I do not find such critical evaluation an easy task. For the most part, I find myself accepting, almost reflexively, the conventional definition of “the issue” and reserving my critical talents, such as they are, for the debate as to the best solution. On occasion–all too infrequently–I am able to come up with a challenge to the conventional agenda of issues itself. As a modest example, I offer the following: Erie v. Tompkins, it will be recollected, is famous for its holding that federal judges in diversity cases are bound by the common law as announced by state judges. One can debate the pros and cons of this view, but the transcendent importance of the issue is taken for granted. Charles Wright says, “It is impossible to overstate the importance of the Erie decision. . . . [I]t returns to the states a power that had for nearly a century been exercized by the federal government.” Federal Courts, p. 255.

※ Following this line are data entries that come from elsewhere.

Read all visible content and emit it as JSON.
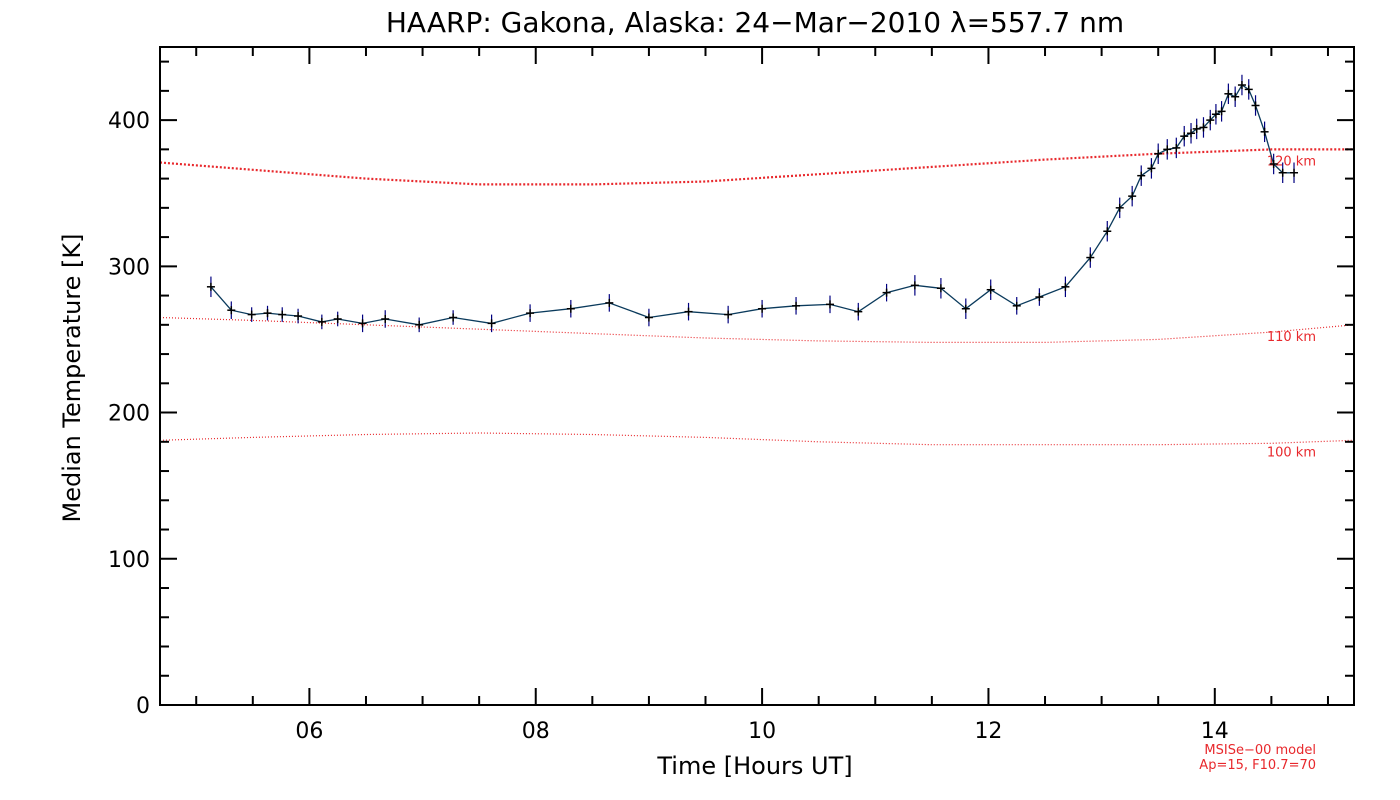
{
  "chart_data": {
    "type": "line",
    "title": "HAARP: Gakona,  Alaska: 24−Mar−2010 λ=557.7 nm",
    "xlabel": "Time [Hours UT]",
    "ylabel": "Median Temperature [K]",
    "xlim": [
      4.68,
      15.23
    ],
    "ylim": [
      0,
      450
    ],
    "x_ticks": [
      {
        "value": 6,
        "label": "06"
      },
      {
        "value": 8,
        "label": "08"
      },
      {
        "value": 10,
        "label": "10"
      },
      {
        "value": 12,
        "label": "12"
      },
      {
        "value": 14,
        "label": "14"
      }
    ],
    "y_ticks": [
      {
        "value": 0,
        "label": "0"
      },
      {
        "value": 100,
        "label": "100"
      },
      {
        "value": 200,
        "label": "200"
      },
      {
        "value": 300,
        "label": "300"
      },
      {
        "value": 400,
        "label": "400"
      }
    ],
    "grid": false,
    "colors": {
      "data": "#000080",
      "model": "#e8282c",
      "axes": "#000000"
    },
    "series": [
      {
        "name": "",
        "style": "line-with-plus-markers-and-error-bars",
        "x": [
          5.13,
          5.31,
          5.49,
          5.63,
          5.76,
          5.9,
          6.11,
          6.25,
          6.47,
          6.67,
          6.97,
          7.27,
          7.61,
          7.95,
          8.31,
          8.65,
          9.0,
          9.35,
          9.7,
          10.0,
          10.3,
          10.6,
          10.85,
          11.1,
          11.35,
          11.58,
          11.8,
          12.02,
          12.25,
          12.45,
          12.68,
          12.9,
          13.05,
          13.16,
          13.27,
          13.35,
          13.44,
          13.5,
          13.58,
          13.66,
          13.73,
          13.79,
          13.84,
          13.9,
          13.96,
          14.01,
          14.06,
          14.12,
          14.18,
          14.24,
          14.3,
          14.36,
          14.44,
          14.52,
          14.6,
          14.7
        ],
        "y": [
          286,
          270,
          267,
          268,
          267,
          266,
          262,
          264,
          261,
          264,
          260,
          265,
          261,
          268,
          271,
          275,
          265,
          269,
          267,
          271,
          273,
          274,
          269,
          282,
          287,
          285,
          271,
          284,
          273,
          279,
          286,
          306,
          324,
          340,
          348,
          362,
          367,
          377,
          380,
          381,
          389,
          391,
          394,
          395,
          400,
          404,
          406,
          418,
          416,
          424,
          421,
          410,
          392,
          370,
          364,
          364
        ],
        "error": [
          7,
          6,
          5,
          5,
          5,
          5,
          5,
          5,
          6,
          6,
          5,
          5,
          6,
          6,
          6,
          6,
          6,
          6,
          6,
          6,
          6,
          6,
          6,
          6,
          7,
          7,
          7,
          7,
          6,
          6,
          7,
          7,
          7,
          7,
          7,
          7,
          7,
          7,
          7,
          7,
          7,
          7,
          7,
          7,
          7,
          7,
          7,
          7,
          7,
          7,
          7,
          7,
          7,
          7,
          7,
          7
        ]
      }
    ],
    "model_curves": [
      {
        "label": "120 km",
        "x": [
          4.68,
          5.5,
          6.5,
          7.5,
          8.5,
          9.5,
          10.5,
          11.5,
          12.5,
          13.5,
          14.5,
          15.23
        ],
        "y": [
          371,
          366,
          360,
          356,
          356,
          358,
          363,
          368,
          373,
          377,
          380,
          380
        ]
      },
      {
        "label": "110 km",
        "x": [
          4.68,
          5.5,
          6.5,
          7.5,
          8.5,
          9.5,
          10.5,
          11.5,
          12.5,
          13.5,
          14.5,
          15.23
        ],
        "y": [
          265,
          263,
          260,
          257,
          254,
          251,
          249,
          248,
          248,
          250,
          255,
          260
        ]
      },
      {
        "label": "100 km",
        "x": [
          4.68,
          5.5,
          6.5,
          7.5,
          8.5,
          9.5,
          10.5,
          11.5,
          12.5,
          13.5,
          14.5,
          15.23
        ],
        "y": [
          181,
          183,
          185,
          186,
          185,
          183,
          180,
          178,
          178,
          178,
          179,
          181
        ]
      }
    ],
    "annotations": [
      "MSISe−00 model",
      "Ap=15, F10.7=70"
    ]
  }
}
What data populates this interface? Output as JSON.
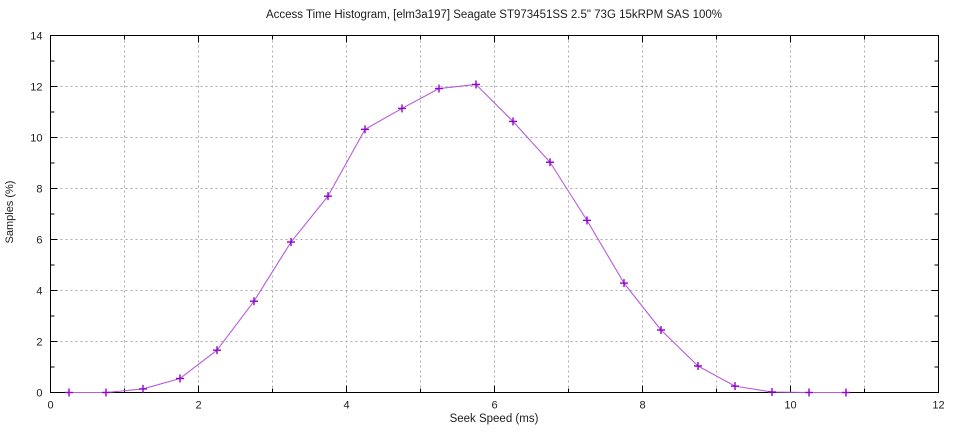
{
  "chart_data": {
    "type": "line",
    "title": "Access Time Histogram, [elm3a197] Seagate ST973451SS 2.5\" 73G 15kRPM SAS 100%",
    "xlabel": "Seek Speed (ms)",
    "ylabel": "Samples (%)",
    "xlim": [
      0,
      12
    ],
    "ylim": [
      0,
      14
    ],
    "xtick_values": [
      0,
      2,
      4,
      6,
      8,
      10,
      12
    ],
    "xtick_labels": [
      "0",
      "2",
      "4",
      "6",
      "8",
      "10",
      "12"
    ],
    "ytick_values": [
      0,
      2,
      4,
      6,
      8,
      10,
      12,
      14
    ],
    "ytick_labels": [
      "0",
      "2",
      "4",
      "6",
      "8",
      "10",
      "12",
      "14"
    ],
    "x_minor_step": 1,
    "y_minor_step": 1,
    "grid": {
      "on": true,
      "x_every": 1,
      "y_every": 2,
      "color": "#ababab"
    },
    "legend": "none",
    "colors": {
      "line": "#b55ddd",
      "marker": "#9102cf",
      "border": "#000000",
      "text": "#1c1c1c",
      "background": "#ffffff"
    },
    "series": [
      {
        "name": "seek-time-histogram",
        "marker": "plus",
        "x": [
          0.25,
          0.75,
          1.25,
          1.75,
          2.25,
          2.75,
          3.25,
          3.75,
          4.25,
          4.75,
          5.25,
          5.75,
          6.25,
          6.75,
          7.25,
          7.75,
          8.25,
          8.75,
          9.25,
          9.75,
          10.25,
          10.75
        ],
        "y": [
          0,
          0,
          0.14,
          0.55,
          1.66,
          3.58,
          5.9,
          7.7,
          10.32,
          11.14,
          11.92,
          12.08,
          10.63,
          9.03,
          6.75,
          4.29,
          2.45,
          1.04,
          0.25,
          0.02,
          0,
          0
        ]
      }
    ]
  }
}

But a contrary and more useful perspective might be that the importance of the decision is easily overstated; that Erie raises a fairly trivial issue of power allocation; that the case has been exaggerated out of all proportion to its significance; and that its importance is a given only if one thinks of the distribution of power between state and federal judges as among the most important power issues in society. The truly vital allocations of power run along altogether different lines. Consider, for example, the fact that judges, whether they be federal or state, are overwhelmingly white, upper middle-class, male, and drawn from a narrow stratum of society. Now that is a phenomenon the importance of which “it is impossible to overstate.” Indeed, the important fact about Erie is not the differences between state and federal judges (so that which group gets to proclaim the law looms as a crucial issue) but the similarities between the two, given the narrow social base from which they’re both drawn. This doesn’t answer the question whether Erie is right or wrong-, but it does deflate the importance of the issue as compared to other things that might be, but usually aren’t, discussed. In short, it puts in issue which issues ought to be the subject of intense debate.
I draw some support for such efforts from the knowledge that others are no less concerned than I, are engaged in a: similar search, and regard the exploration of such issues as a crucial personal imperative.